To be accepted, contributions must:

  • Accept copyright assignment to the author
  • Be licensed according to the foregoing terms
  • Consist entirely of signed commits
  • Indicate acceptance of the above with a Signed-off-by: line in each commit message

How

Building a binary

$ go build ur.gs/crockery/cmd/crockery
$ sudo setcap 'cap_net_bind_service=+ep' ./crockery

The second step allows crockery to bind to the various low-numbered ports it needs (25, 587, 149, 993) without running as root. Don't bother with it if you're going to be running crockery as root, e.g., as a container or a single- purpose system.

You may also provide these capabilities via systemd by using lines like these in the [Service] definition:

CapabilityBoundingSet=CAP_NET_BIND_SERVICE
AmbientCapabilities=CAP_NET_BIND_SERVICE

NoNewPrivileges=true

If you're doing this, you may also want to set:

PrivateTmp=true
PrivateDevices=true
ProtectHome=true
ProtectSystem=full
ReadWriteDirectories=/var/lib/caddy

TODO: write up a .service file that can be dropped in

Initialize a new database

$ crockery init \
  --domain <domain-name> \
  --cert <cert-file> \
  --key <key-file> \
  --postmaster-password <password>

You can also provide the postmaster password in an environment variable:

$ CROCKERY_POSTMASTER_PASSWORD="<password>" crockery init \
  --domain <domain-name> \
  --cert <cert-file> \
  --key <key-file>

By default, crockery will initialize the current user's home directory. You can provide a custom directory to work with by specifying --home, e.g.:

$ crockery \
  --home <home-directory> \
  init \
  --domain <domain-name> \
  --cert <cert-file> \
  --key <key-file> \
  --postmaster-password <password>

Run the server

./crockery run

Again, you can use --home <directory> if the default of $HOME doesn't suit. Crockery will load the configuration from the database and begin serving mail based on it. Received emails are stored in a mailbox determined by the username, to be found in the <home>/mailboxes directory

Configuration

Mostly non-existent, aside from that listed above.

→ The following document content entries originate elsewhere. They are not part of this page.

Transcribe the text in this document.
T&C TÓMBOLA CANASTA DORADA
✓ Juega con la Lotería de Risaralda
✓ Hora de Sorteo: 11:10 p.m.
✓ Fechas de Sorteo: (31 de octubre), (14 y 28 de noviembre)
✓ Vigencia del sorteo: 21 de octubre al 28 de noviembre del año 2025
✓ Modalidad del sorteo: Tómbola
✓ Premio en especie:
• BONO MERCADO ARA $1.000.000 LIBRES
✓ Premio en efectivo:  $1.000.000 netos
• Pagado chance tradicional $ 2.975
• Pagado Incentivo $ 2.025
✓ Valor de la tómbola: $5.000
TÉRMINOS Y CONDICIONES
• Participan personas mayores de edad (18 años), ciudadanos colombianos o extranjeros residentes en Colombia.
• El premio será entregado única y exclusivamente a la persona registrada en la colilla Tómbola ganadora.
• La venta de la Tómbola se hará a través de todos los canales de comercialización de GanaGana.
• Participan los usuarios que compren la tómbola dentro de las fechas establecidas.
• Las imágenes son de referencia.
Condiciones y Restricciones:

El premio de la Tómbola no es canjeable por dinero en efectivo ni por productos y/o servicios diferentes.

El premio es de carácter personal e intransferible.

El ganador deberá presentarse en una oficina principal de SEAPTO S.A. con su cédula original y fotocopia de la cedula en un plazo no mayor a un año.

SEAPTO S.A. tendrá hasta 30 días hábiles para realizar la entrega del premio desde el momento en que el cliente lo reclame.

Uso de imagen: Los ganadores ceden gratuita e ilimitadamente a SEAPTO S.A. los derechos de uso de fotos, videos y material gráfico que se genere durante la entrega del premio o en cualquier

We'll need to have a few offline commands baked into the crockery binary, apart from init as detailed above. Some ideas:

$ crockery change x y z (domain, user password, etc)
$ crockery reindex [account] (throw away existing indexes, regenerate)
$ crockery whitelist tls <domain> (allow the domain to be sent to with insecure/no TLS)
$ crockery whitelist receipt <domain> (bypass antispam for this domain)
$ crockery blacklist receipt <domain> (no emails to be permitted from this domain

It's inconvenient for some of these functions to require the server to be offline, so we'll need to provide another configuration interface too.

I like sending emails to it.

Since we're going to need a HTTP server anyway, we could expose admin functions using that, if logged in as postmaster. It could also expose an API that the crockery X commands could connect to, rather than hitting the store directly. We can use the .well-known integration to avoid the need to configure there, too.